Eine reizende Anekdote verknüpft die Geburt von Peter Paul Rubens im westfälischen Siegen im Juni 1577 mit dem neun Monate zuvor in Venedig erfolgten Ableben des beinahe hundertjährigen Tizian. Diese Mär von einer Reinkarnation des malerischen Genius ist nur die abergläubische Version von einer offenkundigen Wahrheit. Tizian ersteht als junger Mann aus dem Geist der Frührenaissance und ragt als vitaler Greis noch in die Erstarrungen des Manierismus hinein, dessen steifer Monumentalität dann Rubens neue Gelenke eingezogen hat. Eine Lebenszugewandtheit, die sich durchaus jener der frühen Renaissance vergleichen läßt, hält mit diesem wieder Einzug in die Malerei.

Mit seiner grandiosen Geschmeidigkeit wurde Rubens zum Stammvater der Malerei der nachfolgenden Jahrhunderte. Diese Bedeutung streicht die Ausstellung „Rubens und sein Vermächtnis: von Van Dyck bis Cézanne“ heraus.
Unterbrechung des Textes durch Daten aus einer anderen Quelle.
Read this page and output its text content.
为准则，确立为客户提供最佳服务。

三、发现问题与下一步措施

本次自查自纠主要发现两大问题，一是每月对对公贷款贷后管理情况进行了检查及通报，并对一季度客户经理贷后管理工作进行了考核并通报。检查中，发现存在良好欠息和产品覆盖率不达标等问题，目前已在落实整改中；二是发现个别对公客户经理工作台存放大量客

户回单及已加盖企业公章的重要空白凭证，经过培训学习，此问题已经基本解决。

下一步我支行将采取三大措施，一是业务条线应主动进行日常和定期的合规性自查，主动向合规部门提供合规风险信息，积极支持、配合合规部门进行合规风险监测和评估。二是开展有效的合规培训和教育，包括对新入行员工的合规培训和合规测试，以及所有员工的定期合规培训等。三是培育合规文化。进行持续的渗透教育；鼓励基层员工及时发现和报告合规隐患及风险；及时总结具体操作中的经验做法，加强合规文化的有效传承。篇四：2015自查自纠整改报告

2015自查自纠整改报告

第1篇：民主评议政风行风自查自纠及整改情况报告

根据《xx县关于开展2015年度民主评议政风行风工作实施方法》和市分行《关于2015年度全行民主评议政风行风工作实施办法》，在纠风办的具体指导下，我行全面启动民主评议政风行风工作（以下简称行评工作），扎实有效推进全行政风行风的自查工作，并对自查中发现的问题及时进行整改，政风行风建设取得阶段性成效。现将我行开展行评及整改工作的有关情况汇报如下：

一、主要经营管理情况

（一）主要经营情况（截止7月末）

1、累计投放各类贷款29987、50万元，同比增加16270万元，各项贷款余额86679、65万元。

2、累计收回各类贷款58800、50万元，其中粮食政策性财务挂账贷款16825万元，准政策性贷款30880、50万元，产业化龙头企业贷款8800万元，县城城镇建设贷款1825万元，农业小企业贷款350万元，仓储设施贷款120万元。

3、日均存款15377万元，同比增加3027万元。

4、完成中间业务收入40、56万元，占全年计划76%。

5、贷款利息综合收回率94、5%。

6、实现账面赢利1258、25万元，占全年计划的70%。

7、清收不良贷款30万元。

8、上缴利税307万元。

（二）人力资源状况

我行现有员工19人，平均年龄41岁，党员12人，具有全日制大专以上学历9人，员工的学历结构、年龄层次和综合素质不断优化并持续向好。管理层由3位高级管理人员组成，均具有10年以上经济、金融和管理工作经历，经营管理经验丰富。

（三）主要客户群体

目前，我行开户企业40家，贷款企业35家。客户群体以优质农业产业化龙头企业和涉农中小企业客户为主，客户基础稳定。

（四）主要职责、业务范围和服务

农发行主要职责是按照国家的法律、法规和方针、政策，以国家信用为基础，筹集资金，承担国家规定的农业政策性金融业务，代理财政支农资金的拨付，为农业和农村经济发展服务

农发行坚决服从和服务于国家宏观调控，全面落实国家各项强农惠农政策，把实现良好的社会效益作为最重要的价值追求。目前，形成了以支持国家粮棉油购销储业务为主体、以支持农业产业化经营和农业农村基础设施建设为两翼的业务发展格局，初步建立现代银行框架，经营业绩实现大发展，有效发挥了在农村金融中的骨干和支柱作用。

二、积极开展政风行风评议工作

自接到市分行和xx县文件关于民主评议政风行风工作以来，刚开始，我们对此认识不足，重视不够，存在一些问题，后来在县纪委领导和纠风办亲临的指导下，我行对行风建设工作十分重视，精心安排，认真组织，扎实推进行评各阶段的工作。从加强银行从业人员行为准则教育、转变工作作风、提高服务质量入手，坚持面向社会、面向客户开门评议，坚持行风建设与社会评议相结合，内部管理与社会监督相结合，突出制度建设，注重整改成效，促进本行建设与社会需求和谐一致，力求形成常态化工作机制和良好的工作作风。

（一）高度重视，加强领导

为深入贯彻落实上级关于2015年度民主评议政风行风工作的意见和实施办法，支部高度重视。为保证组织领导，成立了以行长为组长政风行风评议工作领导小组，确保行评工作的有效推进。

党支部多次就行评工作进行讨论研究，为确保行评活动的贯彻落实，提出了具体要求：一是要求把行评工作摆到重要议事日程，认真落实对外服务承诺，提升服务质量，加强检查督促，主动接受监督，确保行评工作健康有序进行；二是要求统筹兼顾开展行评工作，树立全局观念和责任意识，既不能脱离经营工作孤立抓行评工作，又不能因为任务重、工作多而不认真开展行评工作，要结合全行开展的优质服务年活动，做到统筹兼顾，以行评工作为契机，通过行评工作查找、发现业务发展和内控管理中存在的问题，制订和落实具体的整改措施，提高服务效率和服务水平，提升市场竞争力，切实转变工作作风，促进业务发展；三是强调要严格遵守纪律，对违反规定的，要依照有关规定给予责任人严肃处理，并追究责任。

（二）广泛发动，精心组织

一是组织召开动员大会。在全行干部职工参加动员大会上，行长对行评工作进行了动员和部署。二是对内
Im Herbst vorigen Jahres war sie bereits in Brüssel zu sehen, wo Rubens einst Hofmaler des spanischen Statthalters war, ohne selbst am Hof zu leben. Jetzt wird die Ausstellung in der Royal Academy London gezeigt.

Einen viertelstündigen Spaziergang vom Ausstellungsort in Richtung Themse entfernt befindet sich das Banqueting House. Es ist das einzige erhaltene Gebäude des 1698 niedergebrannten königlichen Whitehall-Palastes. Ein prachtvolles Deckengemälde des flämischen Meisters verherrlicht dort heute noch das Geschlecht der Stuarts. Rubens erhielt den Auftrag von Karl I., während er 1629/30 als Gesandter des spanischen Königs in London weilte. Im Antwerpener Atelier wurden die Leinwände fertiggestellt, verschifft und 1636 im Bankettsaal in London angebracht. Der Maler wurde dafür fürstlich entlohnt und zum Ritter geschlagen. Dreizehn Jahre später wurde der Auftraggeber vor dem Gebäude enthauptet.
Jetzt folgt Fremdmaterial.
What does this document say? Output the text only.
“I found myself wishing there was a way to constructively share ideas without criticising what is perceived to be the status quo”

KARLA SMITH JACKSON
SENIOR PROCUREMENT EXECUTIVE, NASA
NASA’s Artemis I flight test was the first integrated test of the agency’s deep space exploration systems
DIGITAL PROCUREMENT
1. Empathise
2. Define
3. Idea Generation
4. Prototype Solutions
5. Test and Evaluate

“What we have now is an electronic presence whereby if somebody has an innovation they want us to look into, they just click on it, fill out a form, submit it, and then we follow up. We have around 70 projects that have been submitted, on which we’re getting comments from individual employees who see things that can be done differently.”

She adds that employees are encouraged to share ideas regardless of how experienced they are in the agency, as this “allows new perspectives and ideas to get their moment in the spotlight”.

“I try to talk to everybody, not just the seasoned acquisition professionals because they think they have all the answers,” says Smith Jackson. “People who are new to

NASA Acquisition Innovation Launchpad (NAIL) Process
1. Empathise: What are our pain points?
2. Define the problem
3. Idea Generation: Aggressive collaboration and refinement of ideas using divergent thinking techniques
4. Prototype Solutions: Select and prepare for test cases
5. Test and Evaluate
Patron seines Berufsstandes

Die Ausstellung ist in sechs Abteilungen gegliedert, die jeweils Aspekte der Rubensschen Malerei vorführen. Unter dem Begriff „Macht“ werden einige der Entwürfe zur Decke des Banqueting House gezeigt, darunter die Ölskizzen „Die Klugheit besiegt die Ignoranz“, „Jakob I. mit Wache“ sowie eine mit dem Pinsel monochrom gezeichnete „Apotheose Jakobs I.“ In diesen Vorstufen liegt die paradoxe Tatsache einer fast intimen Staatskunst besonders offen vor uns ausgebreitet. Sehr milde und zivil blicken sowohl der weise König als auch die geharnischte Minerva uns entgegen.
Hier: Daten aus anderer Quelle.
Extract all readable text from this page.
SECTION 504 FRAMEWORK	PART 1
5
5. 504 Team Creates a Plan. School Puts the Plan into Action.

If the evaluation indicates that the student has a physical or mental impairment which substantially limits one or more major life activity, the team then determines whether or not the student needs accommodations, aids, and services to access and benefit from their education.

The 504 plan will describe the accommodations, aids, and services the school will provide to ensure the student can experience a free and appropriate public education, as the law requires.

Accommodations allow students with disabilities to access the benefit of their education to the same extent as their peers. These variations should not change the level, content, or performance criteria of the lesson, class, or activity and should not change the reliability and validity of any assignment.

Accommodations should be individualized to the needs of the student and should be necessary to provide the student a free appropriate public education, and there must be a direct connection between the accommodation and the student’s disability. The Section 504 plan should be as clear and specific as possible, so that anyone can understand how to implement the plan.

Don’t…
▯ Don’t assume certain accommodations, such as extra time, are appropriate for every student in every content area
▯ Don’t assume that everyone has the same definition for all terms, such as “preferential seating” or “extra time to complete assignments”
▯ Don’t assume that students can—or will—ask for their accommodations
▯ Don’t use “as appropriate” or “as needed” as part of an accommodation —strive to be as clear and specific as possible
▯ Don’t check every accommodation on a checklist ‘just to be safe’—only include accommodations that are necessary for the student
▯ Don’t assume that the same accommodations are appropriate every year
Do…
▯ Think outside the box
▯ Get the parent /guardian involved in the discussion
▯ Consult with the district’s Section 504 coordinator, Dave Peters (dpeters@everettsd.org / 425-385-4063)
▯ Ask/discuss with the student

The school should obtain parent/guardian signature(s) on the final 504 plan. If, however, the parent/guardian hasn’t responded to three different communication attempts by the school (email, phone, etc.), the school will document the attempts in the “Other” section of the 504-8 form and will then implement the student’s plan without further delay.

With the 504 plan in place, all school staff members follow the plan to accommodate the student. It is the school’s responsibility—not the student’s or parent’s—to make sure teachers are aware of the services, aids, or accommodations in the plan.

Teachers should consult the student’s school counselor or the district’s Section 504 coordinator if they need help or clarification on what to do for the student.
Die in der Abteilung „Lust“ versammelten Werke haben gar nichts mit Lüsternheit oder Unzucht zu schaffen. Eine Aura der Unberührbarkeit umfängt diese Nackten. Dadurch sind sie der Prüderie ebensoweit entrückt wie der vulgären Wollust. Daß in dieser barocken Einkleidung, oder zuweilen auch Entkleidung, antiker Geist weht, bemerkte schon der Archäologe, Bibliothekar und Kunstschriftsteller Johann Joachim Winckelmann, der Rubens wegen der „unerschöpflichen Fruchtbarkeit seines Geistes“ mit Homer verglich: „Er ist reich bis zur Verschwendung: Er hat das Wunderbare wie jener gesucht, überhaupt wie ein dichterischer und allgemeiner Maler, und insbesondere was Komposition, Licht und Schatten betrifft.“

Rubens lernte die Malerei und erhielt zugleich eine humanistische Bildung in Antwerpen. Den letzten Schliff erhielt der Flame im ersten Jahrzehnt des neuen Jahrhunderts in Rom, Mantua, Genua und Madrid. Zwei Jahrzehnte später hat er in Spanien tatsächlich voller Bewunderung einige Gemälde von Tizian kopiert. Damals wurde er vom jungen Hofmaler Diego Velázquez betreut. Von Rubens kam der Anstoß dafür, daß Velázquez durch Philipp IV. zum Studium nach Italien geschickt wurde.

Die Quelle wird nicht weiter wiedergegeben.